Nope. I see these truncate errors regularly when tailing the emonhub log, and the tail just keeps going. It isn’t an error, it is an info message telling you the file has been truncated.

I’m certain the output of the tail has stopped before the truncate message (i.e. the receipt of data has stopped).

No idea when it changed, I just know it does. There was a long discussion because at one point the service file didn’t pass the log file parameter so the logs were not rotated. Just checked it is 5M.

github.com

openenergymonitor/emonhub/blob/6f81ae0b1b355b3d4644a33905379b934923c41d/src/emonhub.py#L289


      
              sys.exit()
          
          # Logging configuration
          logger = logging.getLogger("EmonHub")
          if args.logfile:
              # If path was given, rotating logging over two 5 MB files
              # If logfile is supplied, argparse opens the file in append mode,
              # this ensures it is writable
              # Close the file for now and get its path
              args.logfile.close()
              loghandler = logging.handlers.RotatingFileHandler(args.logfile.name,
                                                                'a', 5000 * 1024, 1)
          else:
              # Otherwise, if no path was specified, everything goes to sys.stderr
              loghandler = logging.StreamHandler()
          # Format log strings
          loghandler.setFormatter(logging.Formatter(
              '%(asctime)s %(levelname)-8s %(threadName)-10s %(message)s'))
          
          logger.addHandler(loghandler)

Still a faulty unit IMHO as it is new.

@dc1970 - did you buy a DC 5V PSU with the emonPi?

[edit]
Just double checked the logrotate config and that has a maxsize of 3M. Actually, it should be larger than the hardcoded value else there is a risk of conflict. logrotate should be a backstop I’d suggest.
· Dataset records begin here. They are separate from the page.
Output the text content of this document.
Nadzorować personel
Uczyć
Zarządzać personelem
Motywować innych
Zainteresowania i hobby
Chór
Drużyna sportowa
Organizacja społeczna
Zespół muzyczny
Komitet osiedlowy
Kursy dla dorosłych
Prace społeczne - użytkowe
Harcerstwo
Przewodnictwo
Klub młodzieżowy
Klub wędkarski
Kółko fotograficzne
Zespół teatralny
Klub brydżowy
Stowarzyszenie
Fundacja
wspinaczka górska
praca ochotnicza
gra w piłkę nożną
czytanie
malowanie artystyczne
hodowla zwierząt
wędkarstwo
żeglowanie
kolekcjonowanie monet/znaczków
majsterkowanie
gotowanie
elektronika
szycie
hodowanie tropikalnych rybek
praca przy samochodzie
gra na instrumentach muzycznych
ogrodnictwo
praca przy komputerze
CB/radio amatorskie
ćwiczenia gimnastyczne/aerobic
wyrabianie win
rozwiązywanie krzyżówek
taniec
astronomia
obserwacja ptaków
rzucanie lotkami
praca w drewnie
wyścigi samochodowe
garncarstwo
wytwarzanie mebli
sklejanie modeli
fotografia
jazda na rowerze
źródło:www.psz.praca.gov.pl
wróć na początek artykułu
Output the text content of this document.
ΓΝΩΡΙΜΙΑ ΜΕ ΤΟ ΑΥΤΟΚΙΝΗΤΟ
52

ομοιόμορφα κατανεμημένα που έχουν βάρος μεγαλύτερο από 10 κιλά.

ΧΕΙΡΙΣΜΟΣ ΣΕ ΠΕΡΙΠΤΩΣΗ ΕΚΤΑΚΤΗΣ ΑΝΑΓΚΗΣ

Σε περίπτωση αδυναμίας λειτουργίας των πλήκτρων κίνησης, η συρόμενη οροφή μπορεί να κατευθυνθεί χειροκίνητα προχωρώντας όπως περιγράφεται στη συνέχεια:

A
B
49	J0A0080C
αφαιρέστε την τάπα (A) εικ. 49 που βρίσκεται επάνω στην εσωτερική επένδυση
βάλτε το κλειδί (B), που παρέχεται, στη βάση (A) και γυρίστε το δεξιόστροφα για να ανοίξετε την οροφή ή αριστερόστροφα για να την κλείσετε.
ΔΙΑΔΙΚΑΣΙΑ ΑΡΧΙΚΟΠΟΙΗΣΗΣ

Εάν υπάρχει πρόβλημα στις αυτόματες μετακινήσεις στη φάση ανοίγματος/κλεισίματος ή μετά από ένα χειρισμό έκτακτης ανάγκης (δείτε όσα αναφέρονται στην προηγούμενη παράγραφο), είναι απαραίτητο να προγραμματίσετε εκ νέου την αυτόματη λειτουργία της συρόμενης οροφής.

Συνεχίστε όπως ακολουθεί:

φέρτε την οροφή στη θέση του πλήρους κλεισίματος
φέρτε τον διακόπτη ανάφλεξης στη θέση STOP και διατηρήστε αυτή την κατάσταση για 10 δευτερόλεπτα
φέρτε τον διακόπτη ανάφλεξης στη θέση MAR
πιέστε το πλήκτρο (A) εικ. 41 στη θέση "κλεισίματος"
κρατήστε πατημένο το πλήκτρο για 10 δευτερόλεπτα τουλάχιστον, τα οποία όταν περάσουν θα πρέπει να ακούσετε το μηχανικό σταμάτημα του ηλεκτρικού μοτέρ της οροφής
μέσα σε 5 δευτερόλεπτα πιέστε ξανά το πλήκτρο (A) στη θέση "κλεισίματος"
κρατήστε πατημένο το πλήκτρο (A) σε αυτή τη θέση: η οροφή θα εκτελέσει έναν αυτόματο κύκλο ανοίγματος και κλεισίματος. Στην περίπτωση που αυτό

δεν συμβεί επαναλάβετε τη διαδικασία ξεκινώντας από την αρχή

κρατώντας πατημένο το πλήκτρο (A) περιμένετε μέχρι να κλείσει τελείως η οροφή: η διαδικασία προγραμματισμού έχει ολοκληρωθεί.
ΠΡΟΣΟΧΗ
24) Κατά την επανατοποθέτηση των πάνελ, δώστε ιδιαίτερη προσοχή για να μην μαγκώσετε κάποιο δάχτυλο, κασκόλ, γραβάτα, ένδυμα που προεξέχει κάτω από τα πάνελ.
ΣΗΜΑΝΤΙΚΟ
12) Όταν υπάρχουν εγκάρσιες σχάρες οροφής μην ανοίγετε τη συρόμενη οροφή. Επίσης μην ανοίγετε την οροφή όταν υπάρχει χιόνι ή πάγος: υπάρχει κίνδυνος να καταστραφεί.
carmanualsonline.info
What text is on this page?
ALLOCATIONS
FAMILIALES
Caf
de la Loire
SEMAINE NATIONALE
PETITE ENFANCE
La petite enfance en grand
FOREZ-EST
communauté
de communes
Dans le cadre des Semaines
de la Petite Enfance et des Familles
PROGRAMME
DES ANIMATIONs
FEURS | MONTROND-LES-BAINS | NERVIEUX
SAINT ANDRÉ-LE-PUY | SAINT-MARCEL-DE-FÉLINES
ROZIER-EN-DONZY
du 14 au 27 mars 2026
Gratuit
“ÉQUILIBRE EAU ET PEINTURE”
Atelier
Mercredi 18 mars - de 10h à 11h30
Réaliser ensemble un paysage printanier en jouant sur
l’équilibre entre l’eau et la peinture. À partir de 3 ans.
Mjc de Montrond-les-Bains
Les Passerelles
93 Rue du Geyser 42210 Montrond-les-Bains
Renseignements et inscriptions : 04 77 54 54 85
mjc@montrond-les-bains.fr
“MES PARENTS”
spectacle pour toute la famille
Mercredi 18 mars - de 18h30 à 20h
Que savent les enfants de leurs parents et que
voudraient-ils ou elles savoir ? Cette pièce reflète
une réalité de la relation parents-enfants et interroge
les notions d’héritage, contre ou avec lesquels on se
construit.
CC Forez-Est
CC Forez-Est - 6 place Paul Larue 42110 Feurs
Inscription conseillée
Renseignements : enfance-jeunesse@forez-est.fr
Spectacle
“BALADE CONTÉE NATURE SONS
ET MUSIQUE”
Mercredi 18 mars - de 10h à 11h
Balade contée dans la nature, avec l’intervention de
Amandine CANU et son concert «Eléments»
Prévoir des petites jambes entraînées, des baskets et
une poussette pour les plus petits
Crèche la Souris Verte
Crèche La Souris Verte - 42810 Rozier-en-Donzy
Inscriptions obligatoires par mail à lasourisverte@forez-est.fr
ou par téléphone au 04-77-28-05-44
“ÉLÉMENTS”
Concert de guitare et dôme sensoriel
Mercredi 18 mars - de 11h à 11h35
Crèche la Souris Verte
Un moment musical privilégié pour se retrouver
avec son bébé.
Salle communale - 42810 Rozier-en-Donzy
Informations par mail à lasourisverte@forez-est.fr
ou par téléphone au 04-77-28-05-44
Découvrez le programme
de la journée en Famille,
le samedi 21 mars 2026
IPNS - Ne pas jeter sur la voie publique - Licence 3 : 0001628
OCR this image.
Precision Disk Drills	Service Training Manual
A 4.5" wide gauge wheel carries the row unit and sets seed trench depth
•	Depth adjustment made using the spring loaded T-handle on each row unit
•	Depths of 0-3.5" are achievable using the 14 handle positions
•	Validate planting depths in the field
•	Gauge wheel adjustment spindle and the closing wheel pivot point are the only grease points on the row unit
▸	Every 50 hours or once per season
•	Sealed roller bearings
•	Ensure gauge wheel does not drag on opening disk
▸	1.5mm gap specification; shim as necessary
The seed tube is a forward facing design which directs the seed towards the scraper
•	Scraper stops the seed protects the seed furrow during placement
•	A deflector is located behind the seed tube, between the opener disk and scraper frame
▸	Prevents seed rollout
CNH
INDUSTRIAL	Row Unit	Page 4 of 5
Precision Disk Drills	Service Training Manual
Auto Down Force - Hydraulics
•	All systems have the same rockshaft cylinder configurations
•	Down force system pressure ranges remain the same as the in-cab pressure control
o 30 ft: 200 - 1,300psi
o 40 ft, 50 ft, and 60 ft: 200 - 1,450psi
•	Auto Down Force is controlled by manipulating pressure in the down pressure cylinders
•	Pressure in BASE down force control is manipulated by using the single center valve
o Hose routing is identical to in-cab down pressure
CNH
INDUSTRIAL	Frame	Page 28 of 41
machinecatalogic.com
It will depend on how much you are logging of course.

github.com

openenergymonitor/EmonScripts/blob/b9bd920e87c659a9846acd438ff9a0face3add9e/defaults/etc/logrotate.d/emonhub#L1


      
          /var/log/emonhub/emonhub.log {
              maxsize 3M
          
              norenamecopy
              copytruncate
              su root root
              compress
              
              olddir /var/log.old/emonhub
              createolddir 775 root emonhub
          }

@TrystanLea comment?